Là où, en revanche, le Mercure galant se différencie de plusieurs recueils (Les Affaires du temps mises à part), c’est dans la manière d’énoncer ses contenus, par le biais de la forme épistolaire[7]. Par rapport aux recueils traditionnels, qui présentent les pièces en vrac, la lettre qui informe le Mercure galant permet en effet de structurer l’énonciation des différents contenus qui le composent. Or dans le cas d’un ouvrage composé d’une suite de textes brefs, la qualité de la structure encadrante est un enjeu fort de l’époque. En témoigne, par exemple, la critique que Charles Sorel, dans sa Bibliothèque françoise, adresse aux Moralia de Sénèque : « On a cru que c’était un édifice où les pierres étaient arrangées les unes sur les autres, sans avoir de la chaux pour les joindre. » (48–49) LeMercure galant convoque ainsi le modèle de la lettre pour énoncer de manière cohérente ses diverses matières : il trouve là, en somme, la « chaux pour les joindre ».
Sans que cette dernière caractéristique constitue sa seule spécificité par rapport à d’autres recueils, on devine ici que le Mercure galant constitue un objet à part, notamment par le soin qu’il porte à la manière d’énoncer ses contenus.
III. Qu’est-ce que le Mercure galant ?
Puisque les logiques du journalisme actuel ne constituent pas une grille de lecture à même d’éclairer la fonction qu’il revêt auprès du public de l’époque, il convient maintenant de proposer une autre approche. Et c’est en interrogeant un dernier type de pièces présentes dans le Mercure galant qu’il nous semble possible d’amener à concevoir autrement l’ouvrage de Donneau de Visé.
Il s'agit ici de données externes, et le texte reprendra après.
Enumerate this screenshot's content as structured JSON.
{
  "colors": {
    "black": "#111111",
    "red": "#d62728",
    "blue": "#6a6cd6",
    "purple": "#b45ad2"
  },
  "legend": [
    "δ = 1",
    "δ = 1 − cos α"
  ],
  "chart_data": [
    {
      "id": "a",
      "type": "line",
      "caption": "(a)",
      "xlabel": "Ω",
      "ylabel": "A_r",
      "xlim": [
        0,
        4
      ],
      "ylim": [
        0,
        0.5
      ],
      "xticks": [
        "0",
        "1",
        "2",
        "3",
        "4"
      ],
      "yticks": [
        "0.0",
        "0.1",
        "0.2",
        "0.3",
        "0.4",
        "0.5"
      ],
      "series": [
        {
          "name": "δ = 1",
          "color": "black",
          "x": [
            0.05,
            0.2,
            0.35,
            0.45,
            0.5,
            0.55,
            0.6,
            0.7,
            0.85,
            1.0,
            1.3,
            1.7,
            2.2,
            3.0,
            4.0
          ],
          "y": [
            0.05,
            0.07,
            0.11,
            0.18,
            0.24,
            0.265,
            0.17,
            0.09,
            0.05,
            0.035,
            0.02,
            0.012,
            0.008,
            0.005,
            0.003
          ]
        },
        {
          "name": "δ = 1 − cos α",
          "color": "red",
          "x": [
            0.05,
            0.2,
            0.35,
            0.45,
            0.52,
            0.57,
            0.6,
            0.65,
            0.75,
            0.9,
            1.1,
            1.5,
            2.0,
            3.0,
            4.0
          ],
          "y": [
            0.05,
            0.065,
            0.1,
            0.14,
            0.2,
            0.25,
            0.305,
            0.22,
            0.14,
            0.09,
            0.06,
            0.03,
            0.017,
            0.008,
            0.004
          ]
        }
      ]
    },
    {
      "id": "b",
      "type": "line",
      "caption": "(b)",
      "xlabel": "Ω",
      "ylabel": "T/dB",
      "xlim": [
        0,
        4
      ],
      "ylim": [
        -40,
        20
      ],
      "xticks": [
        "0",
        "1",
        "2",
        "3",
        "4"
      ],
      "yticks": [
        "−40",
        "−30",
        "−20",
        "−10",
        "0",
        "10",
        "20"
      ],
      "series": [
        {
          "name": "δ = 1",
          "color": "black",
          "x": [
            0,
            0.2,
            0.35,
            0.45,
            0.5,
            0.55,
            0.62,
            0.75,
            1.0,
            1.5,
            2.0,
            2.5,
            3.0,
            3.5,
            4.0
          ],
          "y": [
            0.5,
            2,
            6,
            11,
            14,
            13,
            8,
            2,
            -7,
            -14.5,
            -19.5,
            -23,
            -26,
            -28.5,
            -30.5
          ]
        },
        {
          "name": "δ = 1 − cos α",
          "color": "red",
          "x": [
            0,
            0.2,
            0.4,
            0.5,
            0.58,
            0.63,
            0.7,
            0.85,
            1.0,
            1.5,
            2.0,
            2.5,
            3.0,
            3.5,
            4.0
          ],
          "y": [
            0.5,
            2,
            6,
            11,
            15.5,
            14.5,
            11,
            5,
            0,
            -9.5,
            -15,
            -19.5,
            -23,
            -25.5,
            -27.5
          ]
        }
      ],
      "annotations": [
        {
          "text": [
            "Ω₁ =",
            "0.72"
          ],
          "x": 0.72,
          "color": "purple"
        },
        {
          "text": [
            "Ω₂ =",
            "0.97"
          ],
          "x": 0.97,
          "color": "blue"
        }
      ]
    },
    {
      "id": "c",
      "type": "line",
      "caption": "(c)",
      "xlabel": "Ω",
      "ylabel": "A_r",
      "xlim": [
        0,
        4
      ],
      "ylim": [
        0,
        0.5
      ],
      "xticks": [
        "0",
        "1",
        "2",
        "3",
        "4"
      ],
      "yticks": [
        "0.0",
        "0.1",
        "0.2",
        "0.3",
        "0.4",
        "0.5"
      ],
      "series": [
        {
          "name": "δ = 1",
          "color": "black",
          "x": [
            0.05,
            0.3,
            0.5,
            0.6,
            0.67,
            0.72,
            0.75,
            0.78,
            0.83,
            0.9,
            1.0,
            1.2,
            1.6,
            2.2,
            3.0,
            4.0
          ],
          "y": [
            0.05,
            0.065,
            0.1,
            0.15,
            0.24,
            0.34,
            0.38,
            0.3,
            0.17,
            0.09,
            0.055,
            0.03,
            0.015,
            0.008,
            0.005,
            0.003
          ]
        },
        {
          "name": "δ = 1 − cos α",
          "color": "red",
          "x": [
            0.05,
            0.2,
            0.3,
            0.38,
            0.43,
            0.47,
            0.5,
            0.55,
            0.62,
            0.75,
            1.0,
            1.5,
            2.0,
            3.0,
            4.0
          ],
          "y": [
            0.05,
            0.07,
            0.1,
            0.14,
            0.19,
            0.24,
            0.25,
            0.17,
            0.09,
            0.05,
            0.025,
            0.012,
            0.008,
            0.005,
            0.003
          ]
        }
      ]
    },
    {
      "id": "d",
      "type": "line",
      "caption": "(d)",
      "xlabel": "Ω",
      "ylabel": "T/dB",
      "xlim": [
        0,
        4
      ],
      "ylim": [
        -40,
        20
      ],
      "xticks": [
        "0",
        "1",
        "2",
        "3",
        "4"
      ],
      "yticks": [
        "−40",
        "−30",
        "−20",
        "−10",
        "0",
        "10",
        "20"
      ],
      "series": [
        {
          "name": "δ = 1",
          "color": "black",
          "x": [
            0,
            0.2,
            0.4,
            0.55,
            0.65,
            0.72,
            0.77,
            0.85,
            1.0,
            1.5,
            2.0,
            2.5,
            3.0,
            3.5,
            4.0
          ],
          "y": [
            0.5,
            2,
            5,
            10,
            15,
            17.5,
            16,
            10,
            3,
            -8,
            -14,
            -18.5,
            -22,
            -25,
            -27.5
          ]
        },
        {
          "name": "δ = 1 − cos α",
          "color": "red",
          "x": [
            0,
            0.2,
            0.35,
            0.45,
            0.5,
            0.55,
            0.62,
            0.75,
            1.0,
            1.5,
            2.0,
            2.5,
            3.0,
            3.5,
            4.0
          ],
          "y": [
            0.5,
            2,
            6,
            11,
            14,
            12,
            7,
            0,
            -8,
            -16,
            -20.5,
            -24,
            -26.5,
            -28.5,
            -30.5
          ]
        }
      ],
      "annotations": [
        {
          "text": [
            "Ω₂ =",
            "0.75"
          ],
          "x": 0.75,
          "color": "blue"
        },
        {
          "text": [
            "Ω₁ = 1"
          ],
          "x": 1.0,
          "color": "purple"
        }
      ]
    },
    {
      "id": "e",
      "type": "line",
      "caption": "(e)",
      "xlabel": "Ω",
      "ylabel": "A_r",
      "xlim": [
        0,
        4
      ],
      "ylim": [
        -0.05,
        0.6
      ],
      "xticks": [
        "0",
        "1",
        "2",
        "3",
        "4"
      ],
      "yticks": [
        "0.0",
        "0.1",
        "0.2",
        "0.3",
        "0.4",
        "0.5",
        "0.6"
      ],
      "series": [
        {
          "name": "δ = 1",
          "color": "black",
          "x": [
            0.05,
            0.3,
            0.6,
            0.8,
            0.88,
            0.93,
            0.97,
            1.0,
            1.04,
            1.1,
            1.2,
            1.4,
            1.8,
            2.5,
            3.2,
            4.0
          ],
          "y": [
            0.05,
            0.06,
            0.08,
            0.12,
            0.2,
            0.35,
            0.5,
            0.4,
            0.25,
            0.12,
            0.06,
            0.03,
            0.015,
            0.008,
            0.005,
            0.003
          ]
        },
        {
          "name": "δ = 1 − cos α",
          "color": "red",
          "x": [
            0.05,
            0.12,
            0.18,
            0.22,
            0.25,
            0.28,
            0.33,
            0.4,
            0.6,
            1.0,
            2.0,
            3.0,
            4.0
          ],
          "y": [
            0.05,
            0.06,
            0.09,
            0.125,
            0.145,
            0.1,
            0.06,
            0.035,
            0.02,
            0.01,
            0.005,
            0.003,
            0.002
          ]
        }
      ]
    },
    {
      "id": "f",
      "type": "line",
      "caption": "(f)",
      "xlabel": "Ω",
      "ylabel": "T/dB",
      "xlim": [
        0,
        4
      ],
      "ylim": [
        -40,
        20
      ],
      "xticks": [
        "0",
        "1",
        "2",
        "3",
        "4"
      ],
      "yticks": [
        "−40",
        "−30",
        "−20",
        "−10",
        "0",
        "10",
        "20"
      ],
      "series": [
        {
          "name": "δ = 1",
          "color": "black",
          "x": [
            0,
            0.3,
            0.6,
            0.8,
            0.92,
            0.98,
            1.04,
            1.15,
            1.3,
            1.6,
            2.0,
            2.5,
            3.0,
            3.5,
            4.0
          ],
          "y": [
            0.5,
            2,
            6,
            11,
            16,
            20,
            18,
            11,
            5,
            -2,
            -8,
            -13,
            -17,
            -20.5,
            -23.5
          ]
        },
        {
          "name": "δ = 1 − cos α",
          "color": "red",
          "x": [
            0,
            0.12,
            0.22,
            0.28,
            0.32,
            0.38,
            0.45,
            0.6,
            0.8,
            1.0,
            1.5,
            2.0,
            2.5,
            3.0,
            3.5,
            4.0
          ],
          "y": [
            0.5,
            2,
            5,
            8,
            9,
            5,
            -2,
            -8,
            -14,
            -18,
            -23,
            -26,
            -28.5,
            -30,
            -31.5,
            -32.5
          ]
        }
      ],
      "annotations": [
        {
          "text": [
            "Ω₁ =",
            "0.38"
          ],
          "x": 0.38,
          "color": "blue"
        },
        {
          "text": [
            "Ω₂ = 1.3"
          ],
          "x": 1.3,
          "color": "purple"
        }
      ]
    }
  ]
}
Le cas des nouvelles d’actualité
Il est en effet un type de contenu qui résiste aux contextualisations que nous avons réalisées jusqu’ici : les informations politiques, militaires ou mondaines. Le Recueil de pièces en prose de Sercy contenait bien une « Lettre à un ami sur diverses choses arrivées dans le monde » (I, 246–262) et des « Nouvelles admirables » (I, 367–393), mais la proportion n’est pas la même : aucun autre recueil ne s’attache autant et aussi régulièrement à donner des nouvelles que le Mercure galant, ni, surtout, avec un ancrage aussi fort dans l’actualité. Pourtant, si la dimension informative de ces nouvelles est incontestable, il se pourrait que leur fonction ne se limite pas à cela tant s’en faut, et l’on risque encore une fois l’illusion d’optique. Considérons le passage suivant du Mercure galant, représentatif de ce type de nouvelles :
Le même [nouvelliste] nous dit que Monsieur le comte d’Estrées était arrivé à Brest avec les vaisseaux que le roi avait fait armer à Rochefort et que Monsieur le marquis de Seignelay, dont les soins n’avaient pas peu contribué à cet armement, était arrivé avec luiet que ces navires au nombre de quarante-quatre, montés de quinze cents pièces de canons, partiraient au premier vent favorable pour rejoindre l’armée navale d’Angleterre. Il nous dit encore que Sa Majesté était arrivée à Charleroi avec une vitesse incroyable, et que bien qu’elle dût être fatiguée, elle ne laissait pas de visiter tous les jours son armée ; que l’avant-garde de vingt mille hommes en était partie le neuf avec M. le vicomte de Turenne et que deux mille dragons étaient partis quelques jours auparavant, ayant en tête Monsieur le marquis de Fourville, qui passe avec justice pour un des plus braves officiers de cavalerie. (II, 88–90)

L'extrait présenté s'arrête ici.